Tony Dickey filed a class action lawsuit against chip maker Advanced Micro Devices (AMD) over charges that the company misleads buyers on the number of cores on its Bulldozer-based CPUs.

Dickey filed the case on Oct. 26 at the U.S. District Court for the Northern District of California, San Jose Division, reports Legalnewsline. He charged AMD with violating the Consumer Legal Remedies Act and the Unfair Competition Law of the state, false advertising, breach of express warrant, negligent misrepresentation and unjust enrichment.

Engadget reports that AMD allegedly advertises the CPUs have eight cores, but effectively it only has four because every core was just half of a module and could not operate independently. Dickey says that AMD stripped away components from two cores and mixed what was left to make a single module.

The result is material performance degradation wherein the Bulldozer part could not handle as many simultaneous instructions as users expect in a design with real eight cores in gaming PC or server.
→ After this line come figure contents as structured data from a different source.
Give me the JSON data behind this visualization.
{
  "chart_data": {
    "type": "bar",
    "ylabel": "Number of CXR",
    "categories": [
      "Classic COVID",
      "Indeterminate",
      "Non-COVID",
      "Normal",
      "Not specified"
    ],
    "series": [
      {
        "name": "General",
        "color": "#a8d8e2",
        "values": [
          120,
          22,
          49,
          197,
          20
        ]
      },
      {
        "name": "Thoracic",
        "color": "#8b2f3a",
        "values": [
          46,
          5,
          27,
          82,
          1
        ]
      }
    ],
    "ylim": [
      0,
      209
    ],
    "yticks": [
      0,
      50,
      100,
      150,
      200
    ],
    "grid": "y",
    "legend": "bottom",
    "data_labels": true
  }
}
Dickey points out that the average PC buyer do not have the necessary technical expertise to understand AMD's design of processors because they trust the tech firm to provide accurate specifications on its CPUs.

While AMD has yet to comment on the lawsuit, Engadget notes that Zen, its next architecture, offers a more conventional approach by focusing on simultaneous code threads within each core, similar to Intel's Hyperthreading.

That would mean the Zen would have a larger processor, but it should be faster and remove doubts on what a core represents.